For the 12-month period, its net profit was RM234.69mil on revenue of RM476.24mil.
MyEG said the contribution of revenue and net profit for the quarter and 12 months were mainly due to concession related services such as Immigration and Road Transport Department related and ancillary services.
Other contributers were commercial services such as motor vehicle trading related services, financing services, sale of tax monitoring system, foreign worker recruitment and placement related services.
MyEG said there was also contribution from Cardbiz Group which principally is involved in the deployment of payment solutions and hardware and merchant acquiring services. There was also gain on disposal of other investment.

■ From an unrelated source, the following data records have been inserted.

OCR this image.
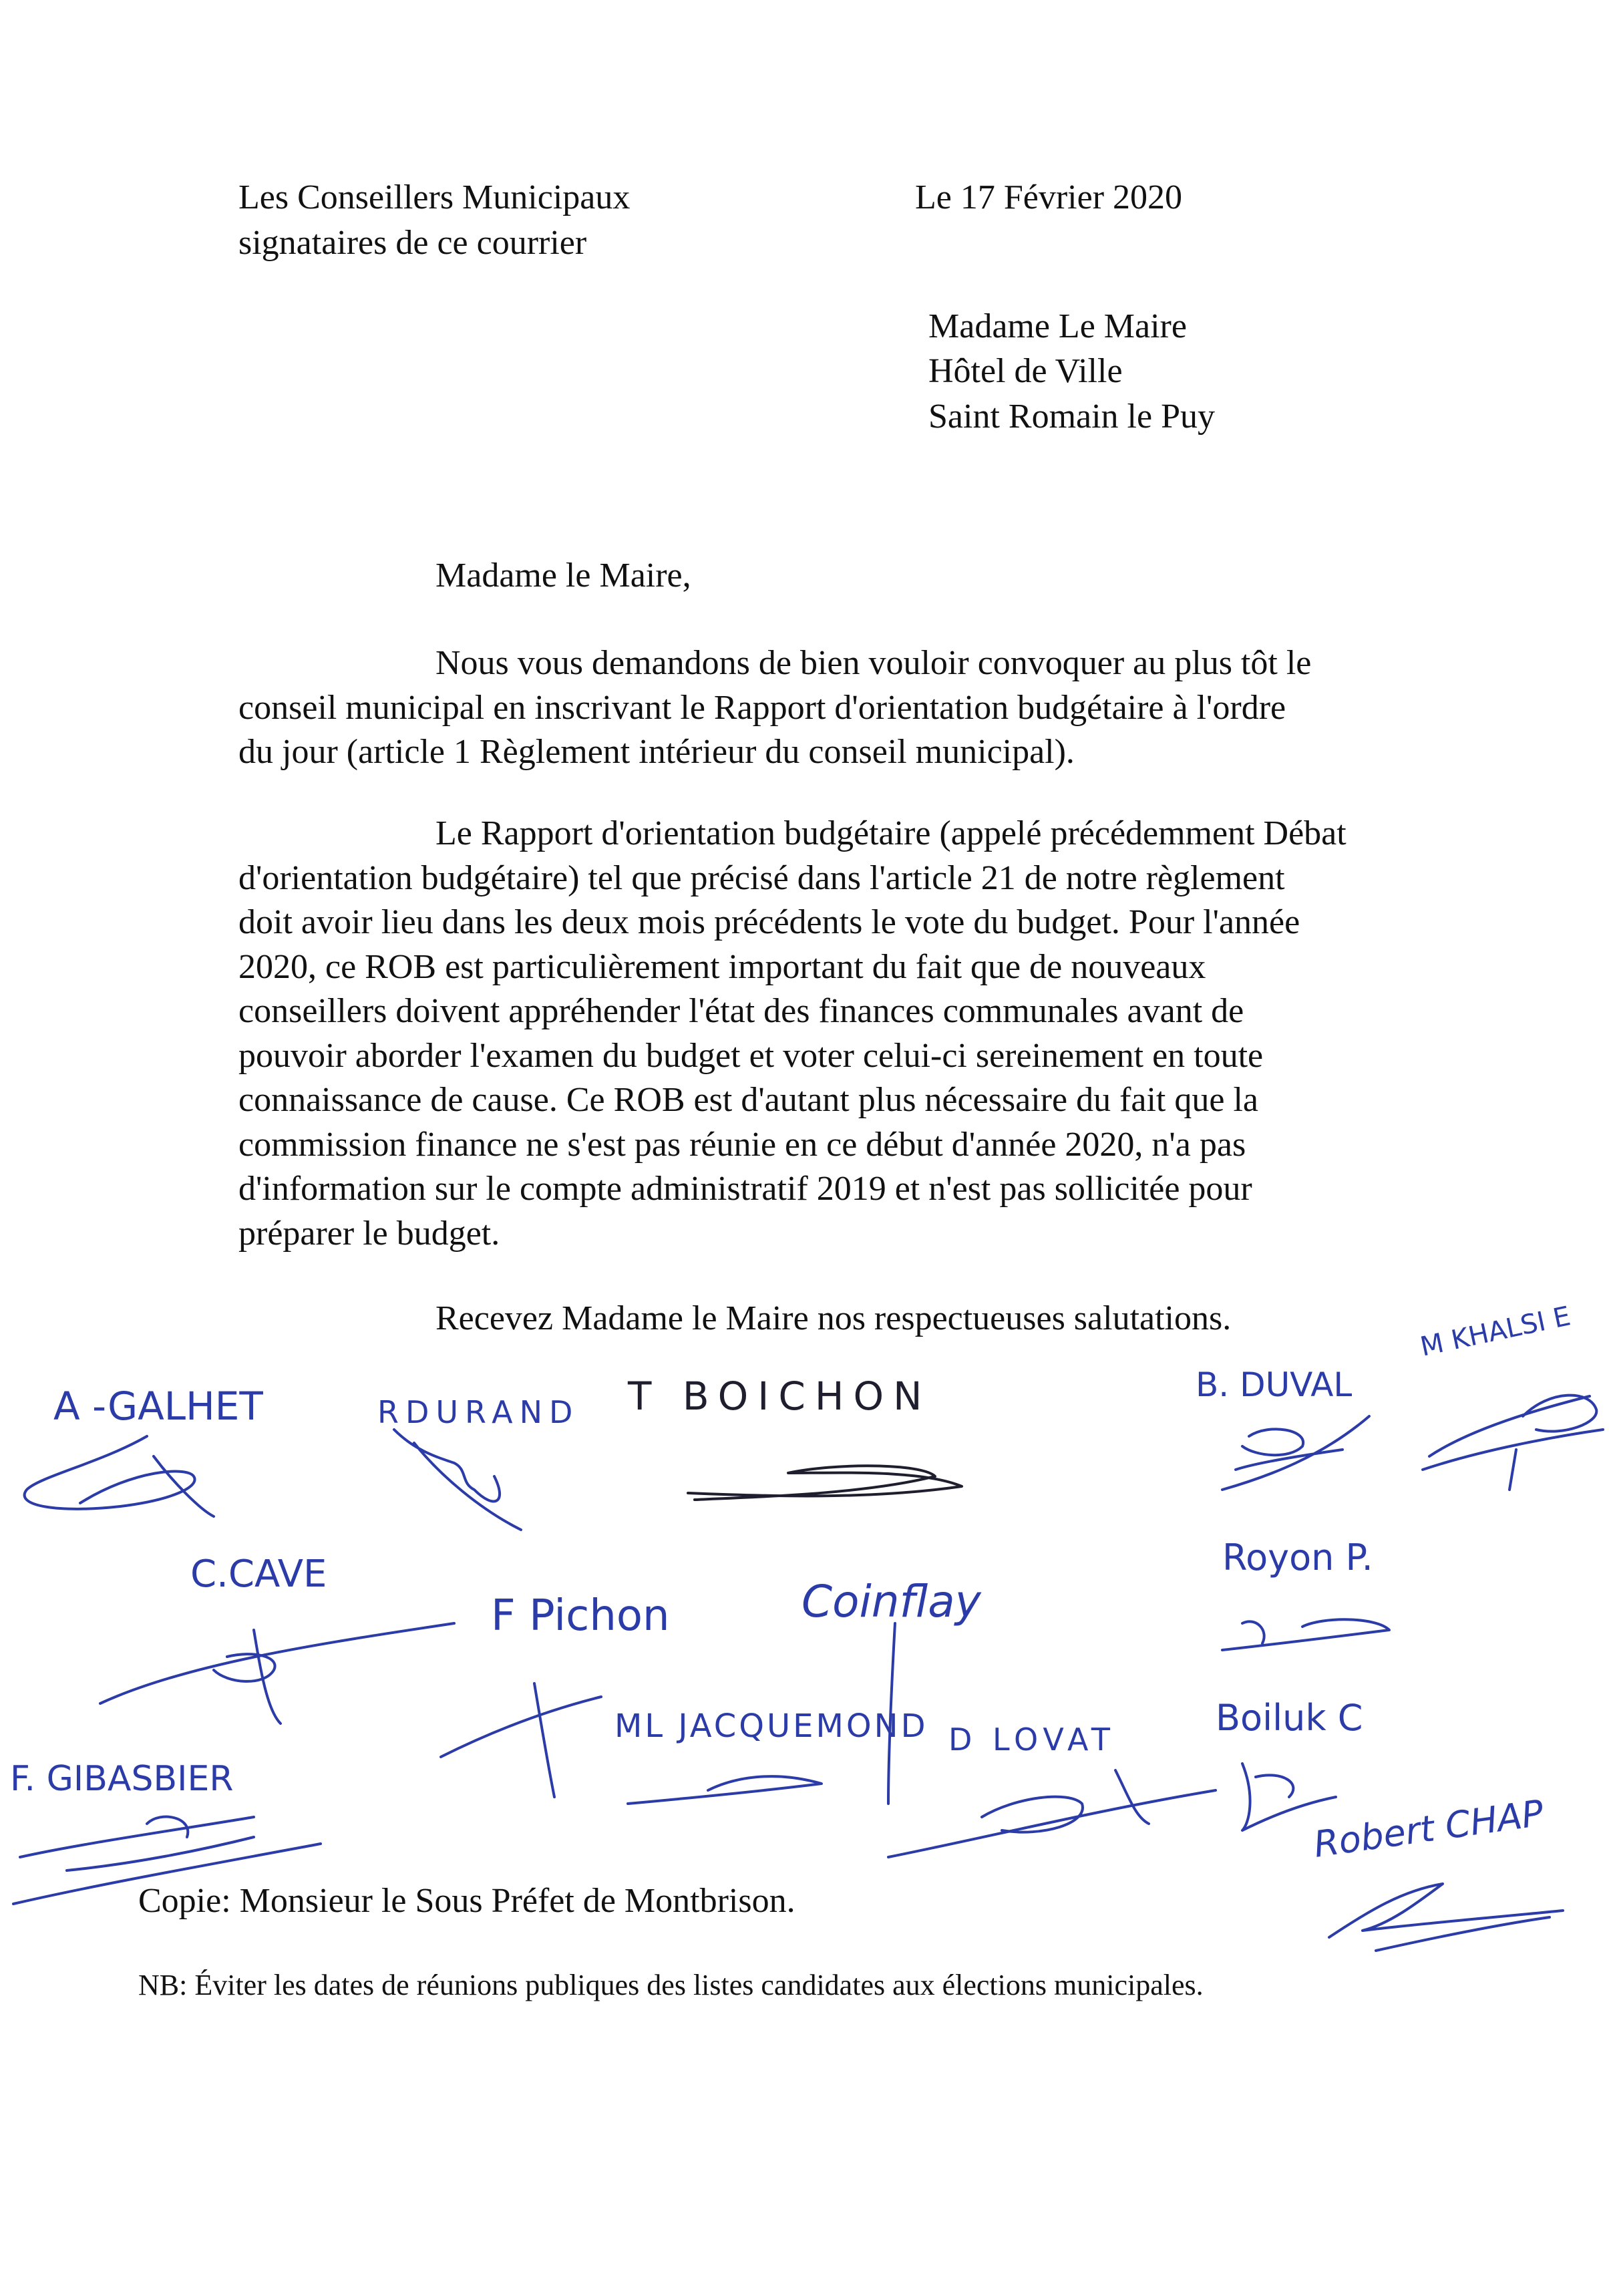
Les Conseillers Municipaux

signataires de ce courrier

Le 17 Février 2020

Madame Le Maire

Hôtel de Ville

Saint Romain le Puy

Madame le Maire,

Nous vous demandons de bien vouloir convoquer au plus tôt le
conseil municipal en inscrivant le Rapport d'orientation budgétaire à l'ordre
du jour (article 1 Règlement intérieur du conseil municipal).
Le Rapport d'orientation budgétaire (appelé précédemment Débat
d'orientation budgétaire) tel que précisé dans l'article 21 de notre règlement
doit avoir lieu dans les deux mois précédents le vote du budget. Pour l'année
2020, ce ROB est particulièrement important du fait que de nouveaux
conseillers doivent appréhender l'état des finances communales avant de
pouvoir aborder l'examen du budget et voter celui-ci sereinement en toute
connaissance de cause. Ce ROB est d'autant plus nécessaire du fait que la
commission finance ne s'est pas réunie en ce début d'année 2020, n'a pas
d'information sur le compte administratif 2019 et n'est pas sollicitée pour
préparer le budget.

Recevez Madame le Maire nos respectueuses salutations.

A -GALHET	RDURAND T BOICHON	B. DUVAL
M KHALSI E
C.CAVE
F Pichon	Coinflay
Royon P.
ML JACQUEMOND D LOVAT
Boiluk C
F. GIBASBIER
Robert CHAP

Copie: Monsieur le Sous Préfet de Montbrison.

NB: Éviter les dates de réunions publiques des listes candidates aux élections municipales.
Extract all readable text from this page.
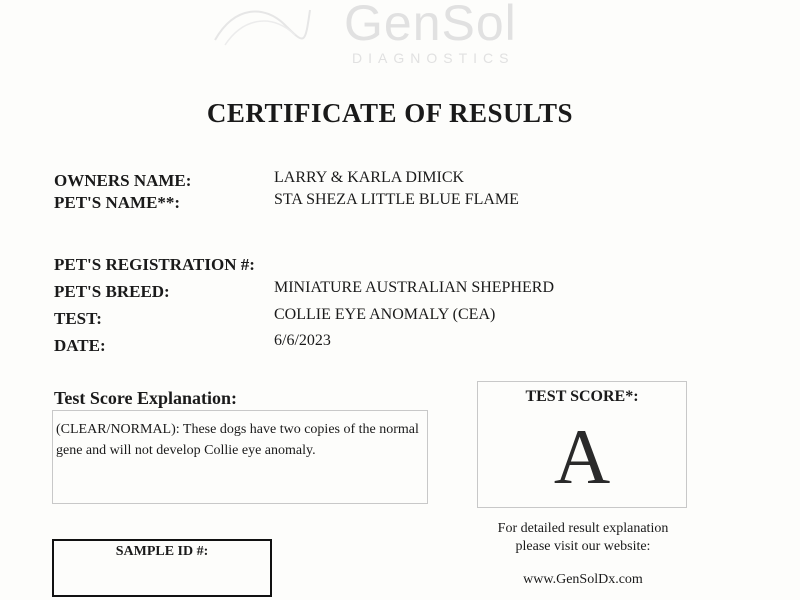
GenSol
DIAGNOSTICS
CERTIFICATE OF RESULTS
OWNERS NAME:	LARRY & KARLA DIMICK
PET'S NAME**:	STA SHEZA LITTLE BLUE FLAME
PET'S REGISTRATION #:
PET'S BREED:	MINIATURE AUSTRALIAN SHEPHERD
TEST:	COLLIE EYE ANOMALY (CEA)
DATE:	6/6/2023
Test Score Explanation:
(CLEAR/NORMAL): These dogs have two copies of the normal
gene and will not develop Collie eye anomaly.
TEST SCORE*:
A
For detailed result explanation
please visit our website:
www.GenSolDx.com
SAMPLE ID #:
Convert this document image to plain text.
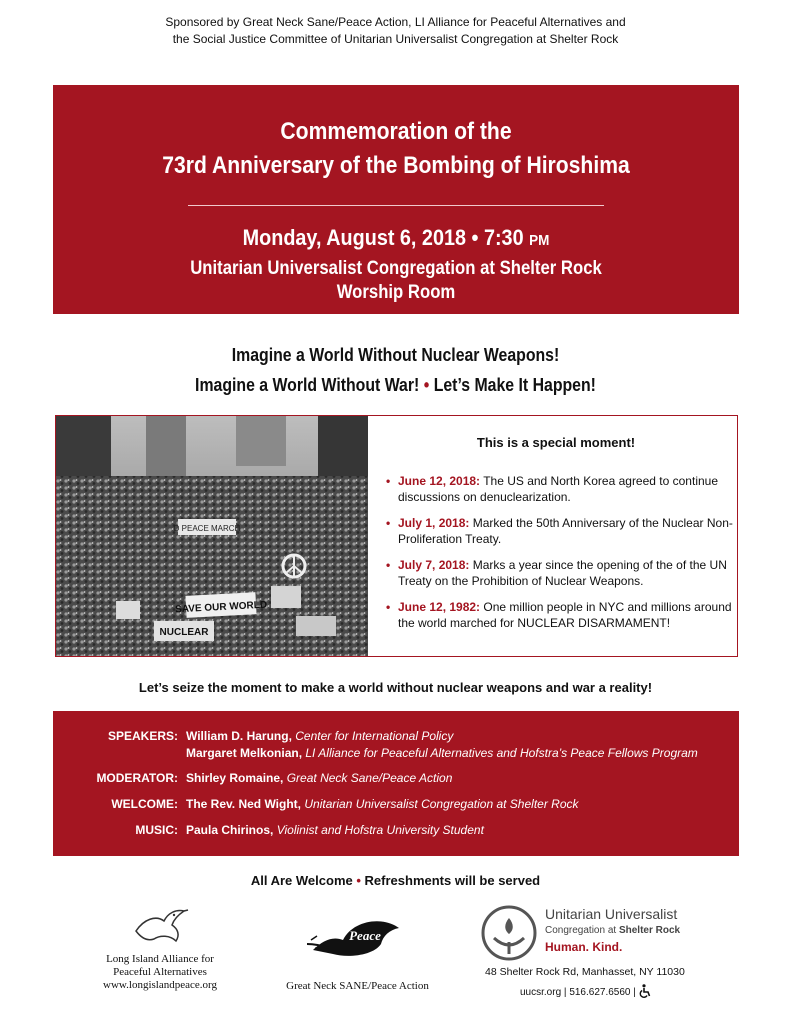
Sponsored by Great Neck Sane/Peace Action, LI Alliance for Peaceful Alternatives and
the Social Justice Committee of Unitarian Universalist Congregation at Shelter Rock
Commemoration of the
73rd Anniversary of the Bombing of Hiroshima
Monday, August 6, 2018 • 7:30 PM
Unitarian Universalist Congregation at Shelter Rock
Worship Room
Imagine a World Without Nuclear Weapons!
Imagine a World Without War! • Let’s Make It Happen!
D PEACE MARCH
SAVE OUR WORLD
NUCLEAR
This is a special moment!
• June 12, 2018: The US and North Korea agreed to continue discussions on denuclearization.
• July 1, 2018: Marked the 50th Anniversary of the Nuclear Non-Proliferation Treaty.
• July 7, 2018: Marks a year since the opening of the of the UN Treaty on the Prohibition of Nuclear Weapons.
• June 12, 1982: One million people in NYC and millions around the world marched for NUCLEAR DISARMAMENT!
Let’s seize the moment to make a world without nuclear weapons and war a reality!
SPEAKERS: William D. Harung, Center for International Policy
Margaret Melkonian, LI Alliance for Peaceful Alternatives and Hofstra’s Peace Fellows Program
MODERATOR: Shirley Romaine, Great Neck Sane/Peace Action
WELCOME: The Rev. Ned Wight, Unitarian Universalist Congregation at Shelter Rock
MUSIC: Paula Chirinos, Violinist and Hofstra University Student
All Are Welcome • Refreshments will be served
Long Island Alliance for
Peaceful Alternatives
www.longislandpeace.org
Peace
Great Neck SANE/Peace Action
Unitarian Universalist
Congregation at Shelter Rock
Human. Kind.
48 Shelter Rock Rd, Manhasset, NY 11030
uucsr.org | 516.627.6560 |
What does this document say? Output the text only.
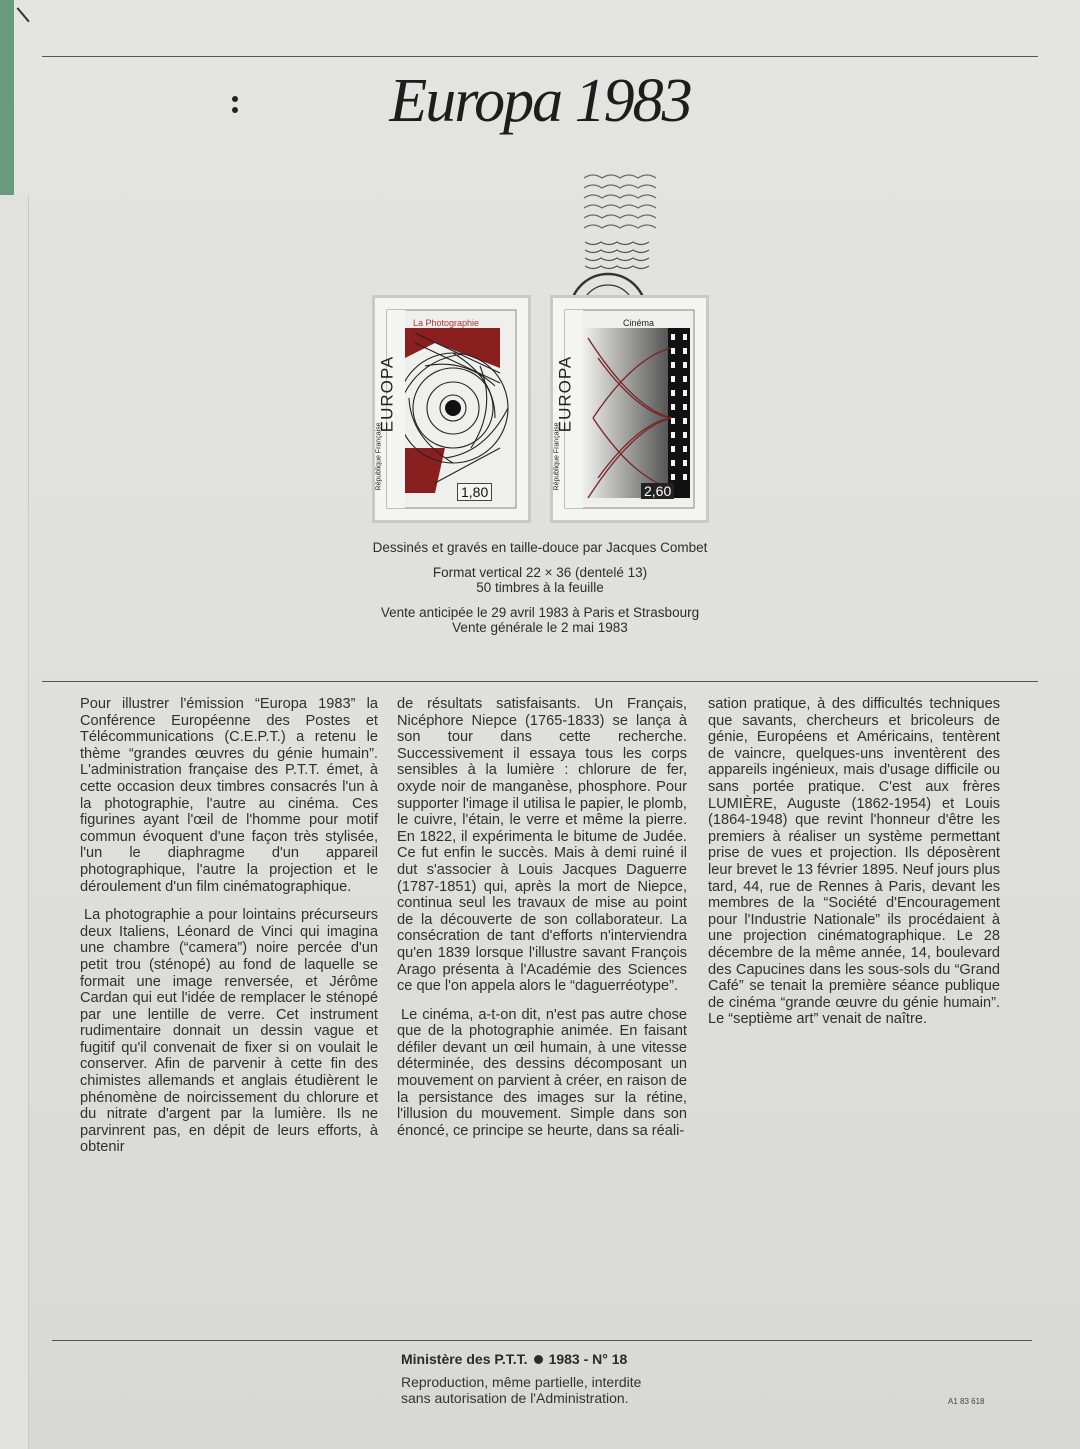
Europa 1983
La Photographie
EUROPA
République Française
1,80
Cinéma
EUROPA
République Française
2,60

Dessinés et gravés en taille-douce par Jacques Combet

Format vertical 22 × 36 (dentelé 13)

50 timbres à la feuille

Vente anticipée le 29 avril 1983 à Paris et Strasbourg

Vente générale le 2 mai 1983

Pour illustrer l'émission “Europa 1983” la Conférence Européenne des Postes et Télécommunications (C.E.P.T.) a retenu le thème “grandes œuvres du génie humain”. L'administration française des P.T.T. émet, à cette occasion deux timbres consacrés l'un à la photographie, l'autre au cinéma. Ces figurines ayant l'œil de l'homme pour motif commun évoquent d'une façon très stylisée, l'un le diaphragme d'un appareil photographique, l'autre la projection et le déroulement d'un film cinématographique.

La photographie a pour lointains précurseurs deux Italiens, Léonard de Vinci qui imagina une chambre (“camera”) noire percée d'un petit trou (sténopé) au fond de laquelle se formait une image renversée, et Jérôme Cardan qui eut l'idée de remplacer le sténopé par une lentille de verre. Cet instrument rudimentaire donnait un dessin vague et fugitif qu'il convenait de fixer si on voulait le conserver. Afin de parvenir à cette fin des chimistes allemands et anglais étudièrent le phénomène de noircissement du chlorure et du nitrate d'argent par la lumière. Ils ne parvinrent pas, en dépit de leurs efforts, à obtenir

de résultats satisfaisants. Un Français, Nicéphore Niepce (1765-1833) se lança à son tour dans cette recherche. Successivement il essaya tous les corps sensibles à la lumière : chlorure de fer, oxyde noir de manganèse, phosphore. Pour supporter l'image il utilisa le papier, le plomb, le cuivre, l'étain, le verre et même la pierre. En 1822, il expérimenta le bitume de Judée. Ce fut enfin le succès. Mais à demi ruiné il dut s'associer à Louis Jacques Daguerre (1787-1851) qui, après la mort de Niepce, continua seul les travaux de mise au point de la découverte de son collaborateur. La consécration de tant d'efforts n'interviendra qu'en 1839 lorsque l'illustre savant François Arago présenta à l'Académie des Sciences ce que l'on appela alors le “daguerréotype”.

Le cinéma, a-t-on dit, n'est pas autre chose que de la photographie animée. En faisant défiler devant un œil humain, à une vitesse déterminée, des dessins décomposant un mouvement on parvient à créer, en raison de la persistance des images sur la rétine, l'illusion du mouvement. Simple dans son énoncé, ce principe se heurte, dans sa réali-

sation pratique, à des difficultés techniques que savants, chercheurs et bricoleurs de génie, Européens et Américains, tentèrent de vaincre, quelques-uns inventèrent des appareils ingénieux, mais d'usage difficile ou sans portée pratique. C'est aux frères LUMIÈRE, Auguste (1862-1954) et Louis (1864-1948) que revint l'honneur d'être les premiers à réaliser un système permettant prise de vues et projection. Ils déposèrent leur brevet le 13 février 1895. Neuf jours plus tard, 44, rue de Rennes à Paris, devant les membres de la “Société d'Encouragement pour l'Industrie Nationale” ils procédaient à une projection cinématographique. Le 28 décembre de la même année, 14, boulevard des Capucines dans les sous-sols du “Grand Café” se tenait la première séance publique de cinéma “grande œuvre du génie humain”. Le “septième art” venait de naître.

Ministère des P.T.T. 1983 - N° 18
Reproduction, même partielle, interdite
sans autorisation de l'Administration.	A1 83 618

It said that it would continue to introduce innovative services leveraging on new technology to drive its growth for FYE2019.
“We are also expanding our regional presence in Asia with the recent introduction of new joint ventures and services in the Philippines, Bangladesh and Indonesia.
“We are bringing our technology and expertise to these countries and hope to introduce innovative services which will enhance the efficiency in these new markets and allow us to tap on the continuous growth of transactions where the population in these countries are becoming more tech savvy, ” it said.
MyEG said it board of directors was cautiously optimistic that these are the new markets which potentially migh contribute to its organic growth.
It also said the board would work closely with the government to continue rolling out new e-government services whilst maintaining the service level of the current services which will continue to benefit the Malaysian public, consistent with the government’s objective.
“In view of abolishment of the Goods and Services Tax (GST) regime in September 2018, the board wishes to clarify that necessary impairments were made, in FY2018, on the investments as well as capital expenditure incurred on the tax monitoring system which were supposed to be rolled out under the GST regime.
“However, the board is confident that there will be opportunities available to the company to roll out similar systems in other countries which we are present and to re-deploy the system built and assets purchased (which the value had been impaired) in these countries, ” it said.